My ongoing journey

Let’s start at the very beginning.. It’s a very good place to start!

Last modified on 2010-03-24 22:43:41 GMT. 0 comments. Top.

I went gluten-free on December 3, 2009 because although it turns out that I don’t have Celiac, I’m very gluten intolerant. I was pretty sick for a long time (years of feeling tired and just generally unwell culminated into many awful months of severe sickness). But doctor after doctor, expensive test after test, no one could figure out why. Around October ’09, things got WAY worse and I thought I had something very, very wrong with me. Perhaps terminally wrong. I went through every test known to western medicine: blood work, CAT Scans, MRIs, Endoscopies, Colonoscopies… You name it, I had the test. But they couldn’t really find anything wrong with me.
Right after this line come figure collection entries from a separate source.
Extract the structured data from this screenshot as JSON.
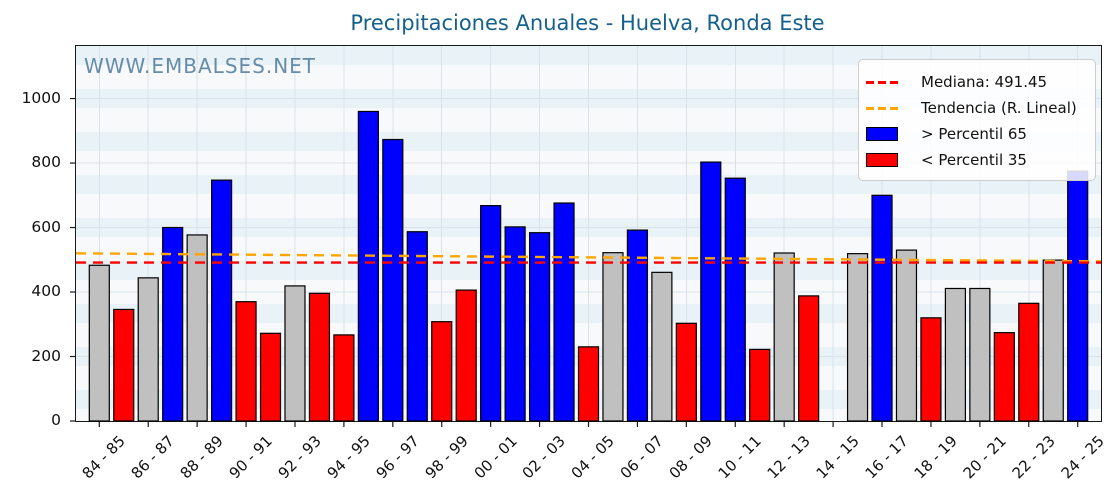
{
  "title": "Precipitaciones Anuales - Huelva, Ronda Este",
  "watermark": "WWW.EMBALSES.NET",
  "legend": {
    "median": "Mediana: 491.45",
    "trend": "Tendencia (R. Lineal)",
    "above": "> Percentil 65",
    "below": "< Percentil 35"
  },
  "colors": {
    "above_p65": "#0000ff",
    "below_p35": "#ff0000",
    "normal": "#c0c0c0",
    "bar_edge": "#000000",
    "median_line": "#ff0000",
    "trend_line": "#ffa500",
    "grid": "#d9e2e8",
    "title_text": "#15608c",
    "watermark_text": "#3d6e92",
    "stripe_blue": "#e9f2f7",
    "stripe_white": "#f8f9fa"
  },
  "chart_data": {
    "type": "bar",
    "title": "Precipitaciones Anuales - Huelva, Ronda Este",
    "xlabel": "",
    "ylabel": "",
    "ylim": [
      0,
      1163
    ],
    "yticks": [
      0,
      200,
      400,
      600,
      800,
      1000
    ],
    "grid": true,
    "legend_position": "upper right",
    "x_tick_step": 2,
    "x_tick_labels": [
      "84 - 85",
      "86 - 87",
      "88 - 89",
      "90 - 91",
      "92 - 93",
      "94 - 95",
      "96 - 97",
      "98 - 99",
      "00 - 01",
      "02 - 03",
      "04 - 05",
      "06 - 07",
      "08 - 09",
      "10 - 11",
      "12 - 13",
      "14 - 15",
      "16 - 17",
      "18 - 19",
      "20 - 21",
      "22 - 23",
      "24 - 25"
    ],
    "median": 491.45,
    "trend": {
      "label": "Tendencia (R. Lineal)",
      "start_value": 520,
      "end_value": 495
    },
    "classes": {
      "above": {
        "label": "> Percentil 65",
        "color": "#0000ff"
      },
      "below": {
        "label": "< Percentil 35",
        "color": "#ff0000"
      },
      "normal": {
        "label": "",
        "color": "#c0c0c0"
      }
    },
    "series": [
      {
        "season": "84 - 85",
        "value": 483,
        "class": "normal"
      },
      {
        "season": "85 - 86",
        "value": 346,
        "class": "below"
      },
      {
        "season": "86 - 87",
        "value": 444,
        "class": "normal"
      },
      {
        "season": "87 - 88",
        "value": 600,
        "class": "above"
      },
      {
        "season": "88 - 89",
        "value": 577,
        "class": "normal"
      },
      {
        "season": "89 - 90",
        "value": 747,
        "class": "above"
      },
      {
        "season": "90 - 91",
        "value": 370,
        "class": "below"
      },
      {
        "season": "91 - 92",
        "value": 272,
        "class": "below"
      },
      {
        "season": "92 - 93",
        "value": 419,
        "class": "normal"
      },
      {
        "season": "93 - 94",
        "value": 396,
        "class": "below"
      },
      {
        "season": "94 - 95",
        "value": 267,
        "class": "below"
      },
      {
        "season": "95 - 96",
        "value": 960,
        "class": "above"
      },
      {
        "season": "96 - 97",
        "value": 873,
        "class": "above"
      },
      {
        "season": "97 - 98",
        "value": 587,
        "class": "above"
      },
      {
        "season": "98 - 99",
        "value": 308,
        "class": "below"
      },
      {
        "season": "99 - 00",
        "value": 406,
        "class": "below"
      },
      {
        "season": "00 - 01",
        "value": 668,
        "class": "above"
      },
      {
        "season": "01 - 02",
        "value": 602,
        "class": "above"
      },
      {
        "season": "02 - 03",
        "value": 584,
        "class": "above"
      },
      {
        "season": "03 - 04",
        "value": 676,
        "class": "above"
      },
      {
        "season": "04 - 05",
        "value": 230,
        "class": "below"
      },
      {
        "season": "05 - 06",
        "value": 522,
        "class": "normal"
      },
      {
        "season": "06 - 07",
        "value": 592,
        "class": "above"
      },
      {
        "season": "07 - 08",
        "value": 461,
        "class": "normal"
      },
      {
        "season": "08 - 09",
        "value": 303,
        "class": "below"
      },
      {
        "season": "09 - 10",
        "value": 803,
        "class": "above"
      },
      {
        "season": "10 - 11",
        "value": 753,
        "class": "above"
      },
      {
        "season": "11 - 12",
        "value": 222,
        "class": "below"
      },
      {
        "season": "12 - 13",
        "value": 521,
        "class": "normal"
      },
      {
        "season": "13 - 14",
        "value": 388,
        "class": "below"
      },
      {
        "season": "14 - 15",
        "value": null,
        "class": null
      },
      {
        "season": "15 - 16",
        "value": 519,
        "class": "normal"
      },
      {
        "season": "16 - 17",
        "value": 700,
        "class": "above"
      },
      {
        "season": "17 - 18",
        "value": 530,
        "class": "normal"
      },
      {
        "season": "18 - 19",
        "value": 320,
        "class": "below"
      },
      {
        "season": "19 - 20",
        "value": 411,
        "class": "normal"
      },
      {
        "season": "20 - 21",
        "value": 411,
        "class": "normal"
      },
      {
        "season": "21 - 22",
        "value": 274,
        "class": "below"
      },
      {
        "season": "22 - 23",
        "value": 365,
        "class": "below"
      },
      {
        "season": "23 - 24",
        "value": 499,
        "class": "normal"
      },
      {
        "season": "24 - 25",
        "value": 775,
        "class": "above"
      }
    ]
  }
}
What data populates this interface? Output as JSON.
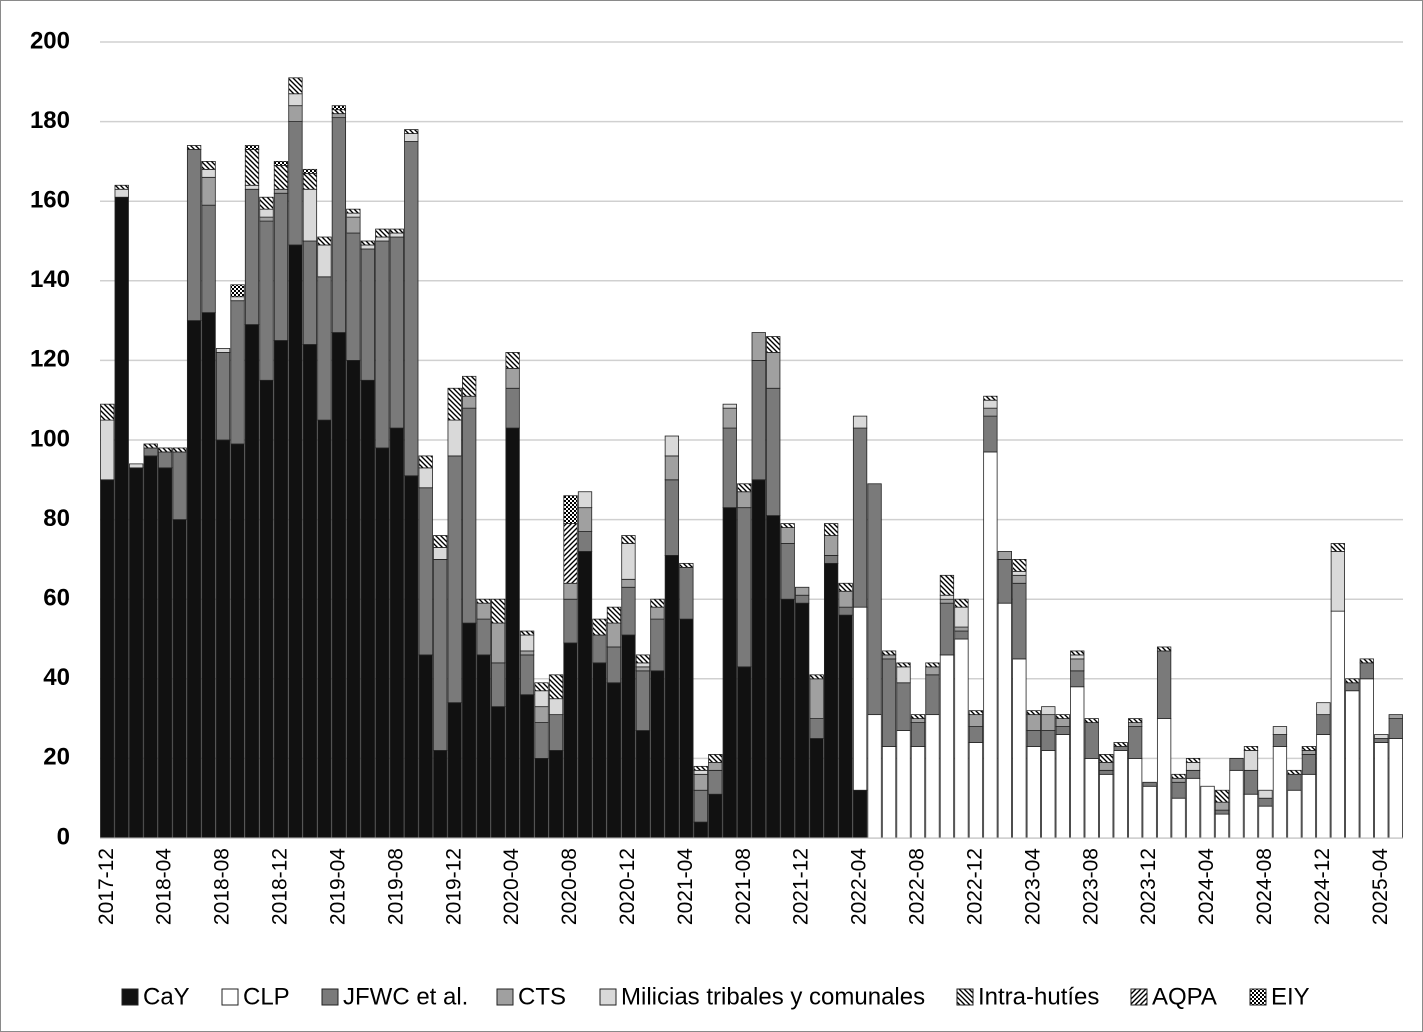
{
  "chart_data": {
    "type": "stacked-bar",
    "categories": [
      "2017-12",
      null,
      null,
      null,
      "2018-04",
      null,
      null,
      null,
      "2018-08",
      null,
      null,
      null,
      "2018-12",
      null,
      null,
      null,
      "2019-04",
      null,
      null,
      null,
      "2019-08",
      null,
      null,
      null,
      "2019-12",
      null,
      null,
      null,
      "2020-04",
      null,
      null,
      null,
      "2020-08",
      null,
      null,
      null,
      "2020-12",
      null,
      null,
      null,
      "2021-04",
      null,
      null,
      null,
      "2021-08",
      null,
      null,
      null,
      "2021-12",
      null,
      null,
      null,
      "2022-04",
      null,
      null,
      null,
      "2022-08",
      null,
      null,
      null,
      "2022-12",
      null,
      null,
      null,
      "2023-04",
      null,
      null,
      null,
      "2023-08",
      null,
      null,
      null,
      "2023-12",
      null,
      null,
      null,
      "2024-04",
      null,
      null,
      null,
      "2024-08",
      null,
      null,
      null,
      "2024-12",
      null,
      null,
      null,
      "2025-04",
      null
    ],
    "series": [
      {
        "name": "CaY",
        "color": "#111111",
        "values": [
          90,
          161,
          93,
          96,
          93,
          80,
          130,
          132,
          100,
          99,
          129,
          115,
          125,
          149,
          124,
          105,
          127,
          120,
          115,
          98,
          103,
          91,
          46,
          22,
          34,
          54,
          46,
          33,
          103,
          36,
          20,
          22,
          49,
          72,
          44,
          39,
          51,
          27,
          42,
          71,
          55,
          4,
          11,
          83,
          43,
          90,
          81,
          60,
          59,
          25,
          69,
          56,
          12,
          0,
          0,
          0,
          0,
          0,
          0,
          0,
          0,
          0,
          0,
          0,
          0,
          0,
          0,
          0,
          0,
          0,
          0,
          0,
          0,
          0,
          0,
          0,
          0,
          0,
          0,
          0,
          0,
          0,
          0,
          0,
          0,
          0,
          0,
          0,
          0,
          0
        ]
      },
      {
        "name": "CLP",
        "color": "#ffffff",
        "values": [
          0,
          0,
          0,
          0,
          0,
          0,
          0,
          0,
          0,
          0,
          0,
          0,
          0,
          0,
          0,
          0,
          0,
          0,
          0,
          0,
          0,
          0,
          0,
          0,
          0,
          0,
          0,
          0,
          0,
          0,
          0,
          0,
          0,
          0,
          0,
          0,
          0,
          0,
          0,
          0,
          0,
          0,
          0,
          0,
          0,
          0,
          0,
          0,
          0,
          0,
          0,
          0,
          46,
          31,
          23,
          27,
          23,
          31,
          46,
          50,
          24,
          97,
          59,
          45,
          23,
          22,
          26,
          38,
          20,
          16,
          22,
          20,
          13,
          30,
          10,
          15,
          13,
          6,
          17,
          11,
          8,
          23,
          12,
          16,
          26,
          57,
          37,
          40,
          24,
          25
        ]
      },
      {
        "name": "JFWC et al.",
        "color": "#7a7a7a",
        "values": [
          0,
          0,
          0,
          2,
          4,
          17,
          43,
          27,
          22,
          36,
          34,
          40,
          37,
          31,
          26,
          36,
          54,
          32,
          33,
          52,
          48,
          84,
          42,
          48,
          62,
          54,
          9,
          11,
          10,
          10,
          9,
          9,
          11,
          5,
          7,
          9,
          12,
          15,
          13,
          19,
          13,
          8,
          6,
          20,
          40,
          30,
          32,
          14,
          2,
          5,
          2,
          2,
          45,
          58,
          22,
          12,
          6,
          10,
          13,
          2,
          4,
          9,
          11,
          19,
          4,
          5,
          2,
          4,
          9,
          1,
          1,
          8,
          1,
          17,
          4,
          2,
          0,
          1,
          3,
          6,
          2,
          3,
          4,
          5,
          5,
          0,
          2,
          4,
          1,
          5
        ]
      },
      {
        "name": "CTS",
        "color": "#a0a0a0",
        "values": [
          0,
          0,
          0,
          0,
          0,
          0,
          0,
          7,
          0,
          0,
          0,
          1,
          1,
          4,
          0,
          0,
          1,
          4,
          0,
          0,
          0,
          0,
          0,
          0,
          0,
          3,
          4,
          10,
          5,
          1,
          4,
          0,
          4,
          6,
          0,
          6,
          2,
          1,
          3,
          6,
          0,
          4,
          2,
          5,
          4,
          7,
          9,
          4,
          2,
          10,
          5,
          4,
          0,
          0,
          1,
          0,
          1,
          2,
          1,
          1,
          3,
          2,
          2,
          2,
          4,
          4,
          2,
          3,
          0,
          2,
          0,
          1,
          0,
          0,
          1,
          0,
          0,
          2,
          0,
          0,
          0,
          0,
          0,
          1,
          0,
          0,
          0,
          0,
          0,
          1
        ]
      },
      {
        "name": "Milicias tribales y comunales",
        "color": "#d9d9d9",
        "values": [
          15,
          2,
          1,
          0,
          0,
          0,
          0,
          2,
          1,
          1,
          1,
          2,
          0,
          3,
          13,
          8,
          0,
          1,
          1,
          1,
          1,
          2,
          5,
          3,
          9,
          0,
          0,
          0,
          0,
          4,
          4,
          4,
          0,
          4,
          0,
          0,
          9,
          1,
          0,
          5,
          0,
          1,
          0,
          1,
          0,
          0,
          0,
          0,
          0,
          0,
          0,
          0,
          3,
          0,
          0,
          4,
          0,
          0,
          1,
          5,
          0,
          2,
          0,
          1,
          0,
          2,
          0,
          1,
          0,
          0,
          0,
          0,
          0,
          0,
          0,
          2,
          0,
          0,
          0,
          5,
          2,
          2,
          0,
          0,
          3,
          15,
          0,
          0,
          1,
          0
        ]
      },
      {
        "name": "Intra-hutíes",
        "color": "#ffffff",
        "pattern": "backslash",
        "values": [
          4,
          1,
          0,
          1,
          1,
          1,
          1,
          2,
          0,
          0,
          9,
          3,
          6,
          4,
          4,
          2,
          1,
          1,
          1,
          2,
          1,
          1,
          3,
          3,
          8,
          5,
          1,
          6,
          4,
          1,
          2,
          6,
          0,
          0,
          4,
          4,
          2,
          2,
          2,
          0,
          1,
          1,
          2,
          0,
          2,
          0,
          4,
          1,
          0,
          1,
          3,
          2,
          0,
          0,
          1,
          1,
          1,
          1,
          5,
          2,
          1,
          1,
          0,
          3,
          1,
          0,
          1,
          1,
          1,
          2,
          1,
          1,
          0,
          1,
          1,
          1,
          0,
          3,
          0,
          1,
          0,
          0,
          1,
          1,
          0,
          2,
          1,
          1,
          0,
          0
        ]
      },
      {
        "name": "AQPA",
        "color": "#ffffff",
        "pattern": "slash",
        "values": [
          0,
          0,
          0,
          0,
          0,
          0,
          0,
          0,
          0,
          0,
          0,
          0,
          0,
          0,
          0,
          0,
          0,
          0,
          0,
          0,
          0,
          0,
          0,
          0,
          0,
          0,
          0,
          0,
          0,
          0,
          0,
          0,
          15,
          0,
          0,
          0,
          0,
          0,
          0,
          0,
          0,
          0,
          0,
          0,
          0,
          0,
          0,
          0,
          0,
          0,
          0,
          0,
          0,
          0,
          0,
          0,
          0,
          0,
          0,
          0,
          0,
          0,
          0,
          0,
          0,
          0,
          0,
          0,
          0,
          0,
          0,
          0,
          0,
          0,
          0,
          0,
          0,
          0,
          0,
          0,
          0,
          0,
          0,
          0,
          0,
          0,
          0,
          0,
          0,
          0
        ]
      },
      {
        "name": "EIY",
        "color": "#ffffff",
        "pattern": "checker",
        "values": [
          0,
          0,
          0,
          0,
          0,
          0,
          0,
          0,
          0,
          3,
          1,
          0,
          1,
          0,
          1,
          0,
          1,
          0,
          0,
          0,
          0,
          0,
          0,
          0,
          0,
          0,
          0,
          0,
          0,
          0,
          0,
          0,
          7,
          0,
          0,
          0,
          0,
          0,
          0,
          0,
          0,
          0,
          0,
          0,
          0,
          0,
          0,
          0,
          0,
          0,
          0,
          0,
          0,
          0,
          0,
          0,
          0,
          0,
          0,
          0,
          0,
          0,
          0,
          0,
          0,
          0,
          0,
          0,
          0,
          0,
          0,
          0,
          0,
          0,
          0,
          0,
          0,
          0,
          0,
          0,
          0,
          0,
          0,
          0,
          0,
          0,
          0,
          0,
          0,
          0
        ]
      }
    ],
    "ylim": [
      0,
      200
    ],
    "yticks": [
      0,
      20,
      40,
      60,
      80,
      100,
      120,
      140,
      160,
      180,
      200
    ],
    "grid": true,
    "legend": "bottom"
  }
}
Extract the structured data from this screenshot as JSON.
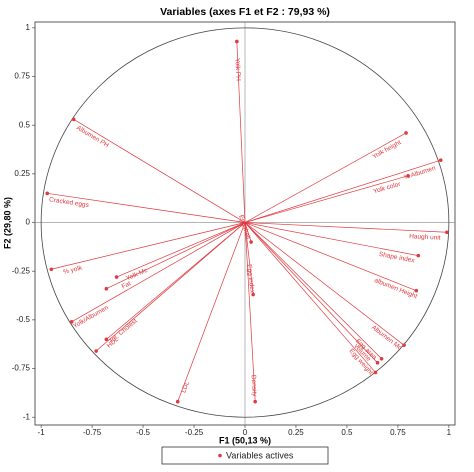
{
  "chart_data": {
    "type": "scatter",
    "title": "Variables (axes F1 et F2 : 79,93 %)",
    "x_label": "F1 (50,13 %)",
    "y_label": "F2 (29,80 %)",
    "xlim": [
      -1.03,
      1.03
    ],
    "ylim": [
      -1.04,
      1.03
    ],
    "xticks": [
      -1,
      -0.75,
      -0.5,
      -0.25,
      0,
      0.25,
      0.5,
      0.75,
      1
    ],
    "yticks": [
      -1,
      -0.75,
      -0.5,
      -0.25,
      0,
      0.25,
      0.5,
      0.75,
      1
    ],
    "legend": "bottom",
    "series": [
      {
        "name": "Variables actives",
        "color": "#e0393e",
        "categories": [
          "Yolk PH",
          "Albumen PH",
          "Yolk height",
          "% Albumen",
          "Yolk color",
          "Cracked eggs",
          "Haugh unit",
          "Shape index",
          "% yolk",
          "Yolk Mc",
          "Fat",
          "albumen Height",
          "Eggshell",
          "Egg index",
          "Yolk/Albumen",
          "Tot. Cholest",
          "HDL",
          "Albumen Mc",
          "Egg area",
          "volume",
          "Egg weight",
          "LDL",
          "Density"
        ],
        "x": [
          -0.04,
          -0.84,
          0.79,
          0.96,
          0.8,
          -0.97,
          0.99,
          0.85,
          -0.95,
          -0.63,
          -0.68,
          0.84,
          0.03,
          0.04,
          -0.85,
          -0.68,
          -0.73,
          0.78,
          0.67,
          0.65,
          0.64,
          -0.33,
          0.05
        ],
        "values": [
          0.93,
          0.53,
          0.46,
          0.32,
          0.24,
          0.15,
          -0.05,
          -0.17,
          -0.24,
          -0.28,
          -0.34,
          -0.35,
          -0.1,
          -0.37,
          -0.51,
          -0.6,
          -0.66,
          -0.63,
          -0.7,
          -0.72,
          -0.77,
          -0.92,
          -0.92
        ]
      }
    ]
  }
}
Doctors called it all kinds of different things (IBS, stress, fibromyalgia, depression) and prescribed all kinds of medications to mask the growing list of symptoms. Doctors sure do like to give you prescriptions!

But it was a nurse practitioner who’d recently seen something on TV about Celiac Disease that put me on the road to Gluten Intolerance and, ultimately, to recovery. While her interest in food intolerance waned once my $800 Celiac genetic marker blood work came back negative, I finally took matters into my own hands and began an exclusionary diet the day after my Endoscopy. (I was told to keep up with the gluten FULL diet until the Endoscopy, which was difficult, but I’m glad I did: it showed severely blunted villi.)

Once an actual “disease” was ruled out, all my doctors (GI, urologist, primary care, allergy) told me that it wasn’t the food that was making me sick. The blood test was negative! So there’s nothing wrong with me. But, hello..! When I give it up for just 4 days I feel SOOO much better! No weakness and tiredness (well, no more than an active mom to a five year old would have!), no cold sweats, no GI distress (I could tell you some stories that would turn your stomach! Pun intended. :). The swelling of my hands, feet and face, that started when I was pregnant went down for the first time in six years! I lost FIVE INCHES in my waist in two days just from the swelling of my GI system going down. (And get this: I put four and a half inches of those five back on in an hour and a half when I ate a little piece of bread for a little self test. I went from my a new size 12 back up to my old usual 16 in just an HOUR and a HALF because I ate one bite of white bread!)

Now it’s been three months that I’ve been GF — which has been HARD enough! But I’d been noticing that now I’m having trouble whenever I have my mid-morning Chai Latte… So this week I decided to go back to my allergist and had him run a full panel of scratch tests on foods. And I found out I’m actually ALLERGIC to Casien (the protein in milk). Allergic to milk?! Yikes! Adding Casein/Dairy to my already daunting list of foods I must avoid is going to be very hard. (Especially since I LOVE CHEESE!! Boo hoo.) It’s very intimidating and more than a bit overwhelming. (I don’t know what I’d do without the wonderful, loving support of my DH! I hope that everyone reading this has just as wonderful of a support system as I have with my son and husband.)

Who knew that just NOT doing something could make you well? By just avoiding gluten (which, I was amazed to find out, is in, like, EVERYthing!), I’m feeling better than I have in years. Just by eating what my body wants and consciously avoiding what my body was rejecting with it’s allergies.